The Daniel K. Inouye Solar Telescope (DKIST) will conduct spectropolarimetry on the sun with its various instruments. The components of these instruments must have their optical behavior fully characterized to ensure measurement accuracy. To accomplish the goal of characterization, we used a lab spectropolarimeter to measure the ability of DKIST optical components to influence polarization at different spectral regions. We first calibrated the performance of the lab spectropolarimeter’s QE65000 Ocean Optics spectrometer. MATLAB codes controlled data acquisition while Python codes controlled data analysis to quantify CCD gain settings, dark current, readout noise, and dynamic range. With this information, the system’s signal to noise ratio (SNR) could be quantified as a function of exposure time. At exposure times of 150ms with 10 co-adds, the system could minimally detect 1 count (21 electrons) at an SNR of 1 and maximally detect 65,000 counts at an SNR of 3700. Wire grid polarizers were interchanged in the lab instrument to set the system’s contrast ratio across the 350-1100nm spectrum. The contrast ratio increased by an average factor of two when using cover glass protected polarizers as compared to when using uncovered polarizers. At orientations where the polarizers were causing minimal flux, the statistical noise from the CCD detector dominated the errors in contrast ratio calculations. With the contrast ratio and SNR of the lab spectropolarimeter, the system’s ability to perform polarimetry across the spectrum of interest can be fully defined.
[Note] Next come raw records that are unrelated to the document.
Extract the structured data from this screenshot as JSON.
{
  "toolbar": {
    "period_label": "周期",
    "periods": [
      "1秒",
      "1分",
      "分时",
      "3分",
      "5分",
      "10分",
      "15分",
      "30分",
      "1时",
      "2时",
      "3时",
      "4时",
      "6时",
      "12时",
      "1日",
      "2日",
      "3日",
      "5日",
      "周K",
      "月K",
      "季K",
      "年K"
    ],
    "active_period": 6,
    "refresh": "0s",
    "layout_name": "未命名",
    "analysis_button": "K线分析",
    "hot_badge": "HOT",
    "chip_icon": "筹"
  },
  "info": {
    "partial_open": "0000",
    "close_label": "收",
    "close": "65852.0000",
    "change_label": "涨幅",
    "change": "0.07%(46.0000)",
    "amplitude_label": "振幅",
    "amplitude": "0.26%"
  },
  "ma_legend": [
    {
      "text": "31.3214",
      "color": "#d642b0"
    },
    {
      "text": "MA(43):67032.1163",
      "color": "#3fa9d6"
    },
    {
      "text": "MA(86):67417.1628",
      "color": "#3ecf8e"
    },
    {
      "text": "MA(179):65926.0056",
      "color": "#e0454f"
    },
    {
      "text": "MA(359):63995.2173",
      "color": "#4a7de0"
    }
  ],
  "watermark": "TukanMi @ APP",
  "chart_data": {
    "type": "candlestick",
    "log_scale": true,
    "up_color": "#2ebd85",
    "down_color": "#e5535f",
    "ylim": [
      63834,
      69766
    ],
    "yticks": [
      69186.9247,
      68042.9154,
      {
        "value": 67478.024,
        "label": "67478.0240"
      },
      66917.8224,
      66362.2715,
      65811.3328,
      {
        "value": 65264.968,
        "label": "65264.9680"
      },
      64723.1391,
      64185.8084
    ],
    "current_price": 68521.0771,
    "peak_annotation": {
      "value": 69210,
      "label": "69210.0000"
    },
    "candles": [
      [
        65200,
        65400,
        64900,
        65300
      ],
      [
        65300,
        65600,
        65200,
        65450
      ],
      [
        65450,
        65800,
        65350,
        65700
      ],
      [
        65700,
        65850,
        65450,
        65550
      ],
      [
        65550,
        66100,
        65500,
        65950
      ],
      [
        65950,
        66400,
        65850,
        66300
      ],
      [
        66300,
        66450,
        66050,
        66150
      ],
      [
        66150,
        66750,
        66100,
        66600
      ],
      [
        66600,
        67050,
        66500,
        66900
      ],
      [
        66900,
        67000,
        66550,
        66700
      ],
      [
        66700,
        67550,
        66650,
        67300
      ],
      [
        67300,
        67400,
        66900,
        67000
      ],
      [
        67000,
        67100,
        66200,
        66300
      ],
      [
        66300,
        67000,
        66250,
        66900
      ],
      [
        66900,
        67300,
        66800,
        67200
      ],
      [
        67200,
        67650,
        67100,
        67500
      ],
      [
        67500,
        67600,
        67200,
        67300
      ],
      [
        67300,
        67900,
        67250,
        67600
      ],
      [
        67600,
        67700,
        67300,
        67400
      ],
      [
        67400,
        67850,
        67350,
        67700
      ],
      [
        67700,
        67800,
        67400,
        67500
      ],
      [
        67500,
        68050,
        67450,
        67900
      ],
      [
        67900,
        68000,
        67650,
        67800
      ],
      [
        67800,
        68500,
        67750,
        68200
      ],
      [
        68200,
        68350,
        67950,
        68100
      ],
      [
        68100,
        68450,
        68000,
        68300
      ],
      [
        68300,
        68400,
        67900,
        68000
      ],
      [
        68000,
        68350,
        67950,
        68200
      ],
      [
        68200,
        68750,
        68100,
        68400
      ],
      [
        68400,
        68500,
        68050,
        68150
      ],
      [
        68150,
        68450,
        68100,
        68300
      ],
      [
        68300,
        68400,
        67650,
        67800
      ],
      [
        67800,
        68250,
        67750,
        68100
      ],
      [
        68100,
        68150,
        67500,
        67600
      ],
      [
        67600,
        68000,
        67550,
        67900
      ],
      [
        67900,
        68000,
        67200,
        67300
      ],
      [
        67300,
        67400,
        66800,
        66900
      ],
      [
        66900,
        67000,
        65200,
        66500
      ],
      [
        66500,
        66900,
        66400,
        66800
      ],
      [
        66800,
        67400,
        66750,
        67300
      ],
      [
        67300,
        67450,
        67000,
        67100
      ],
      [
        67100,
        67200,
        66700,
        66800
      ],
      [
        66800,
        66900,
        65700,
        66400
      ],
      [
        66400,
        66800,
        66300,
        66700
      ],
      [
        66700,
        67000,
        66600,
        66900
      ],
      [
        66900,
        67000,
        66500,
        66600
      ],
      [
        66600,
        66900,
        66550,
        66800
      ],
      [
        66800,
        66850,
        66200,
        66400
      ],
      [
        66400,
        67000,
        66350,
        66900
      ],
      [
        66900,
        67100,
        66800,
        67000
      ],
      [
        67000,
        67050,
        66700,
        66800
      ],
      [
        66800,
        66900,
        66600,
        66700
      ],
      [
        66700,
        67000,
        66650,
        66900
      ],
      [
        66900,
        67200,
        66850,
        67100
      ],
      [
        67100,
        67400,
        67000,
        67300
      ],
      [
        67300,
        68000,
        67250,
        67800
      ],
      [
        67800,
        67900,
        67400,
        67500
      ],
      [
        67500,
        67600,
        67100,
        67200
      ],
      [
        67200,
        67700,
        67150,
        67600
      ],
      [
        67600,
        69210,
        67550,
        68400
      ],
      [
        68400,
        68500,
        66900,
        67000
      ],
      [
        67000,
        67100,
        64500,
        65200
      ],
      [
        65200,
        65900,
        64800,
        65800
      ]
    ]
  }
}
Then, optical elements to be used in DKIST instruments were inserted into the original lab instrument. Test results were compared against the original system performance to quantify the inserted element’s polarimetry capabilities. These test results will help define DKIST’s ability to accurately perform spectropolarimetry on the sun. Future studies should aim at showing how a polarizer’s optical coatings and protective glass can impact contrast ratio.